The KSC Tribute Exhibit
As part of the commemoration, NASA's Kennedy Space Center has added a new exhibit about Apollo 1 and its crew. It is called "Ad Astra Per Aspera -- A Rough Road Leads to the Stars", a phrase from one of the commerative plaques attached to pad 34. In addition to personal momentos of the crew, NASA has finally allowed one part of the Apollo 1 spacecraft to be publicly displayed: the charred CM hatch. Alongside the three layers of the hatch is also displayed the easy-open hatch NAA/Rockwell designed to replace it, a design that flew on every CM built over the next eight years.

hotfun_1966 57M
3677 posts
1/27/2017 7:31 pm

Remembering Apollo 1's brave crew.


hotfun_1966 57M
3677 posts
1/28/2017 12:53 am

    Quoting  :

You are welcome, Annette! Thanks for your comment.


pocogato12 71F  
37235 posts
1/29/2017 5:19 am

Thank you for this enlightening and very interesting post!!!

(Virtual Symposium Group) use Virtual Symposium Group


hotfun_1966 57M
3677 posts
1/29/2017 5:14 pm

    Quoting pocogato12:
    Thank you for this enlightening and very interesting post!!!
You are welcome!
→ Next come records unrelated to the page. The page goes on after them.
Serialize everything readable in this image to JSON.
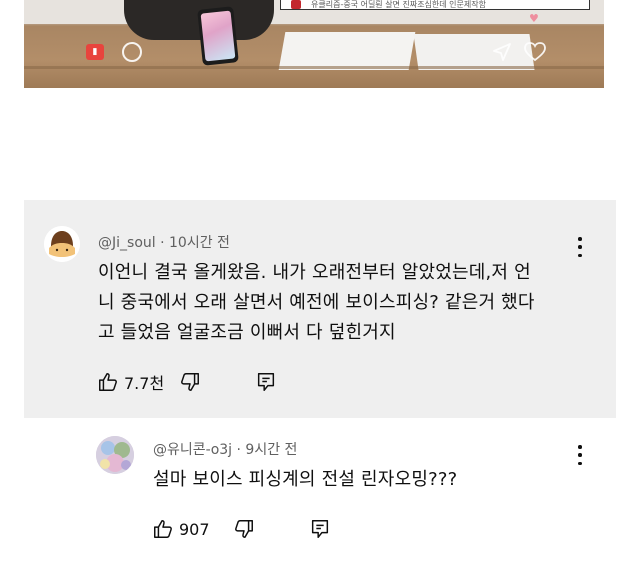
{
  "video": {
    "caption": "유클리즘-중국 어딜뤈 살면 진짜조심한데 인문제작함"
  },
  "comments": [
    {
      "author": "@Ji_soul",
      "separator": "·",
      "time": "10시간 전",
      "lines": [
        "이언니 결국 올게왔음. 내가 오래전부터 알았었는데,저 언",
        "니 중국에서 오래 살면서 예전에 보이스피싱? 같은거 했다",
        "고 들었음 얼굴조금 이뻐서 다 덮힌거지"
      ],
      "likes": "7.7천",
      "highlighted": true
    },
    {
      "author": "@유니콘-o3j",
      "separator": "·",
      "time": "9시간 전",
      "lines": [
        "설마 보이스 피싱계의 전설 린자오밍???"
      ],
      "likes": "907",
      "highlighted": false
    }
  ],
  "icons": [
    "thumbs-up-icon",
    "thumbs-down-icon",
    "reply-icon",
    "more-vert-icon"
  ],
  "colors": {
    "highlight_bg": "#efefef",
    "meta_text": "#606060",
    "body_text": "#0f0f0f"
  }
}
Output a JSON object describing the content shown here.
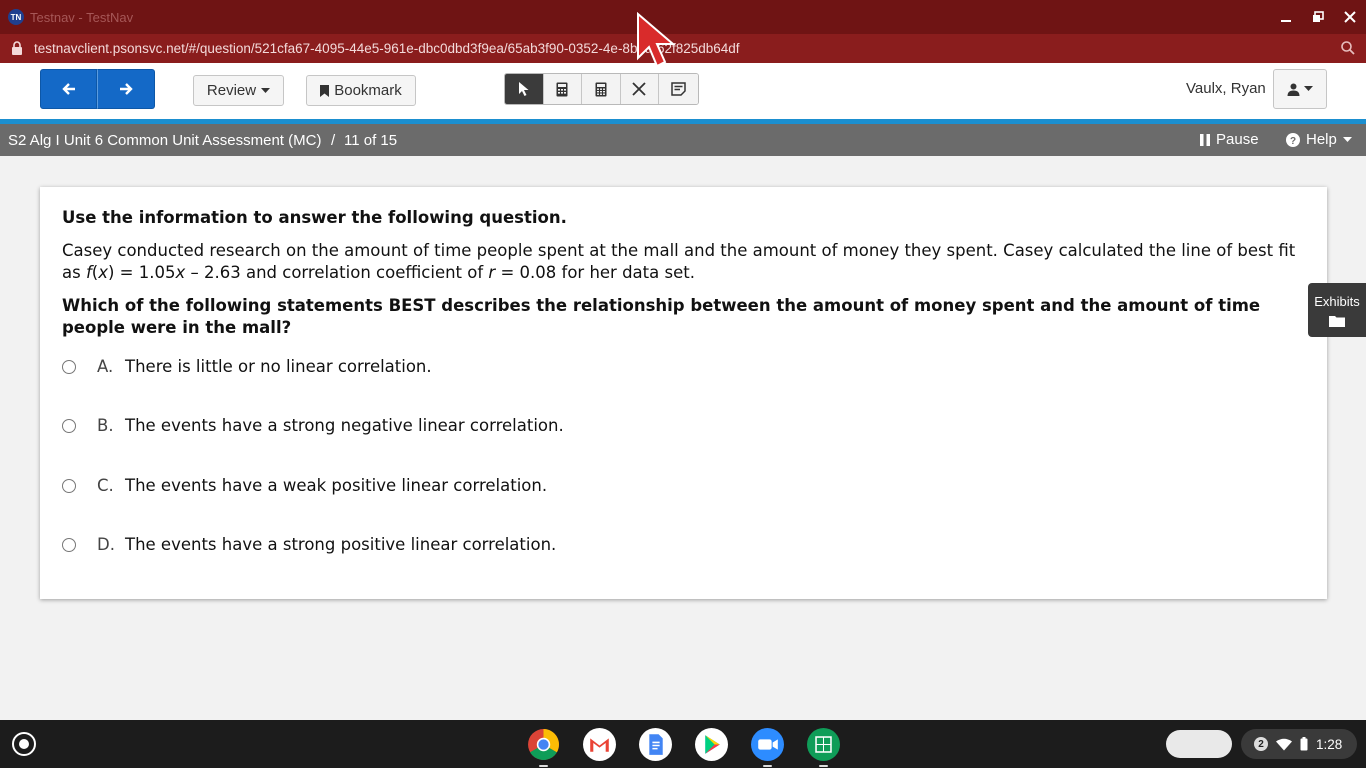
{
  "window": {
    "badge": "TN",
    "title": "Testnav - TestNav"
  },
  "address_bar": {
    "url": "testnavclient.psonsvc.net/#/question/521cfa67-4095-44e5-961e-dbc0dbd3f9ea/65ab3f90-0352-4e-8b0a-62f825db64df"
  },
  "toolbar": {
    "review_label": "Review",
    "bookmark_label": "Bookmark",
    "tools": [
      "pointer-icon",
      "calculator-icon",
      "scientific-calculator-icon",
      "answer-eliminator-icon",
      "notepad-icon"
    ],
    "user_name": "Vaulx, Ryan"
  },
  "test_bar": {
    "test_name": "S2 Alg I Unit 6 Common Unit Assessment (MC)",
    "separator": "/",
    "progress": "11 of 15",
    "pause_label": "Pause",
    "help_label": "Help"
  },
  "question": {
    "intro": "Use the information to answer the following question.",
    "body_part1": "Casey conducted research on the amount of time people spent at the mall and the amount of money they spent. Casey calculated the line of best fit as ",
    "func_f": "f",
    "func_arg": "x",
    "func_rest": " = 1.05",
    "func_x": "x",
    "func_end": " – 2.63 and correlation coefficient of ",
    "r_var": "r",
    "body_part2": " = 0.08 for her data set.",
    "prompt": "Which of the following statements BEST describes the relationship between the amount of money spent and the amount of time people were in the mall?",
    "options": [
      {
        "letter": "A.",
        "text": "There is little or no linear correlation."
      },
      {
        "letter": "B.",
        "text": "The events have a strong negative linear correlation."
      },
      {
        "letter": "C.",
        "text": "The events have a weak positive linear correlation."
      },
      {
        "letter": "D.",
        "text": "The events have a strong positive linear correlation."
      }
    ]
  },
  "exhibits": {
    "label": "Exhibits"
  },
  "taskbar": {
    "apps": [
      "chrome-icon",
      "gmail-icon",
      "docs-icon",
      "play-store-icon",
      "zoom-icon",
      "sheets-icon"
    ],
    "notification_count": "2",
    "time": "1:28"
  }
}
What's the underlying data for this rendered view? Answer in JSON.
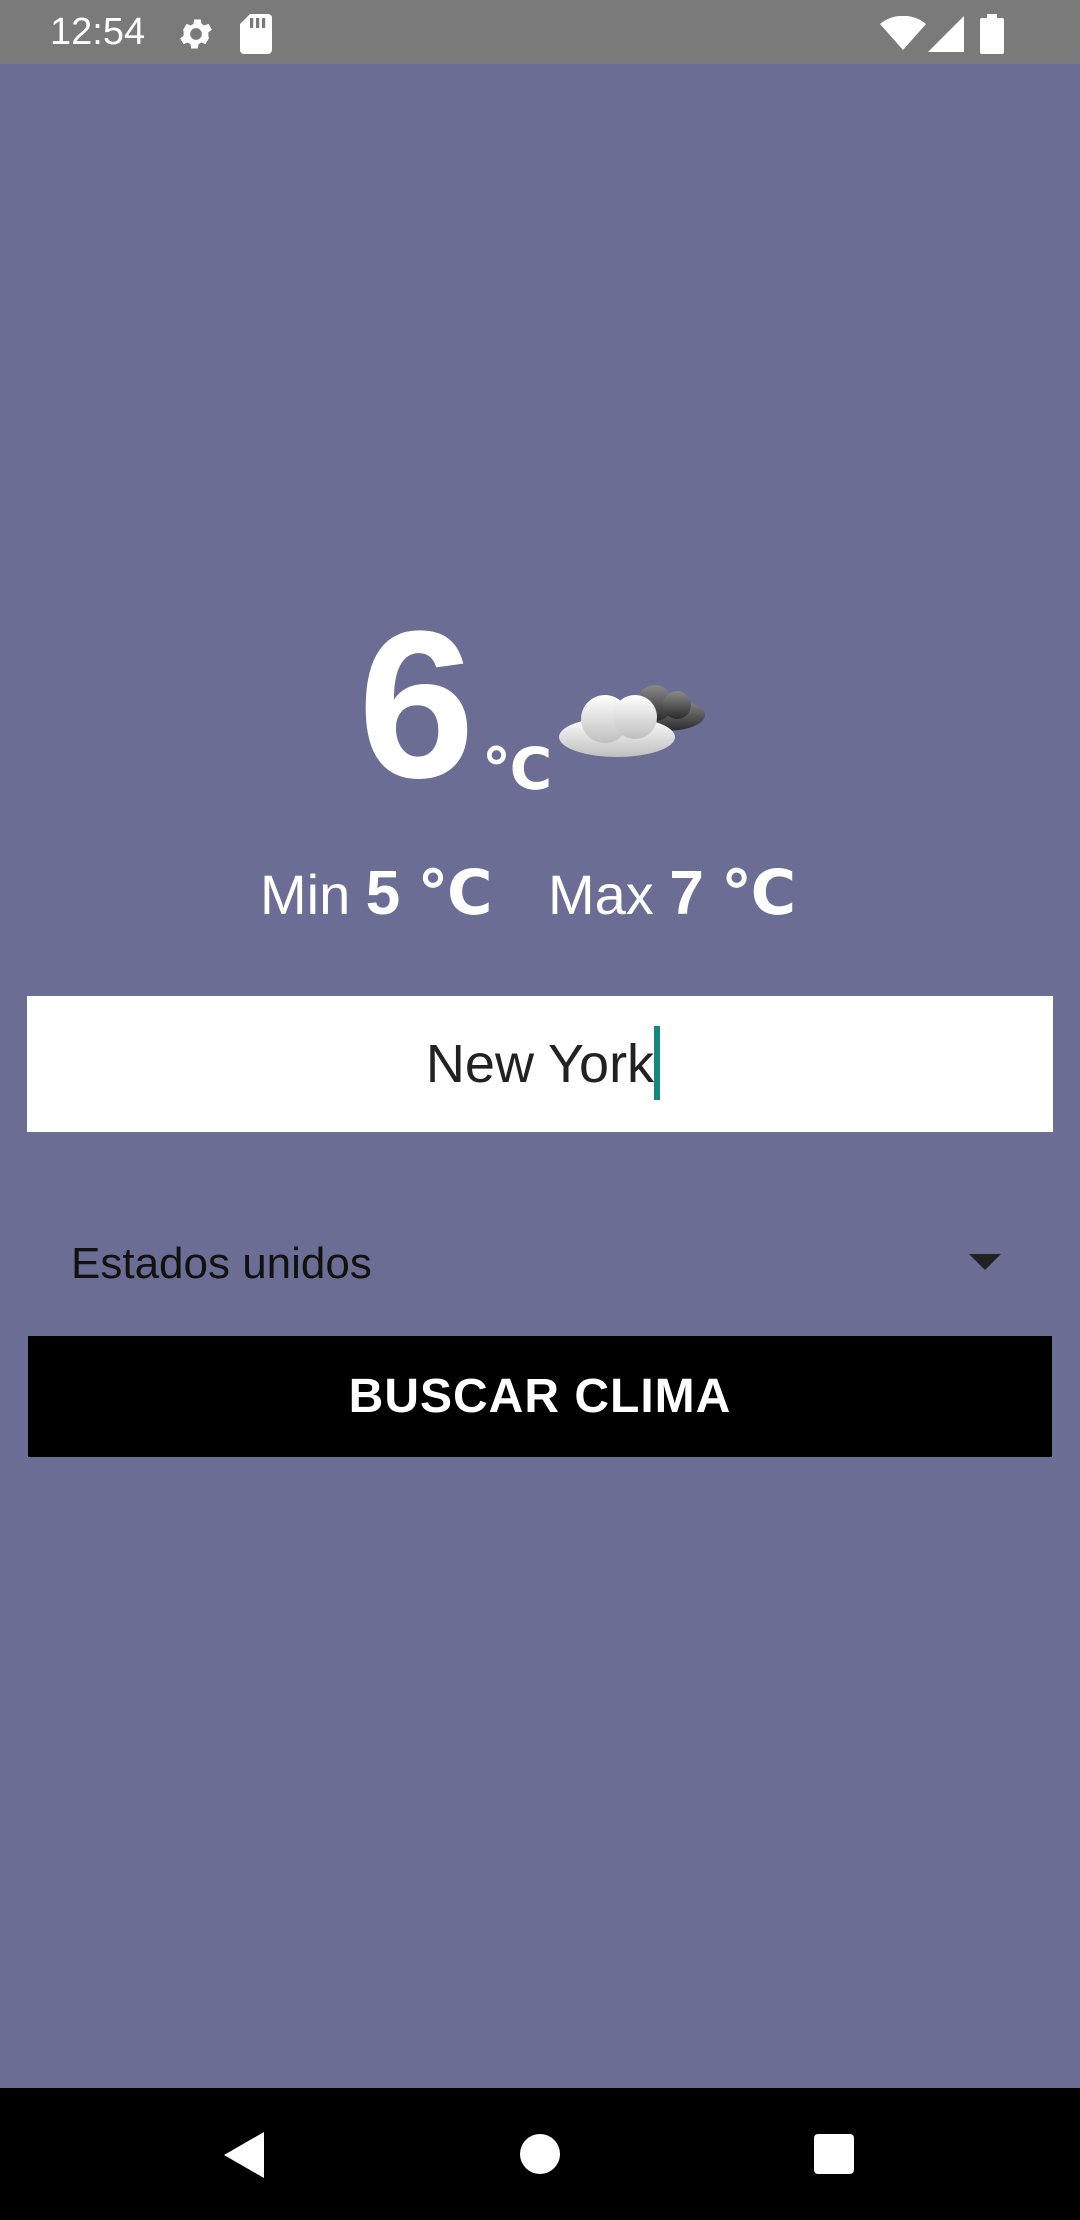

I'm glad you enjoyed it.


hotfun_1966 57M
3677 posts
2/1/2017 3:57 am

Remembering the Columbia crew today on the 14th anniversary of its accident.


hotfun_1966 57M
3677 posts
2/2/2017 1:55 am

    Quoting  :

Indeed.

Gus Grissom himself said it best:

"If we die, we want people to accept it. We are in a risky business, and we hope that if anything happens to us it will not delay the program. The conquest of space is worth the risk of life."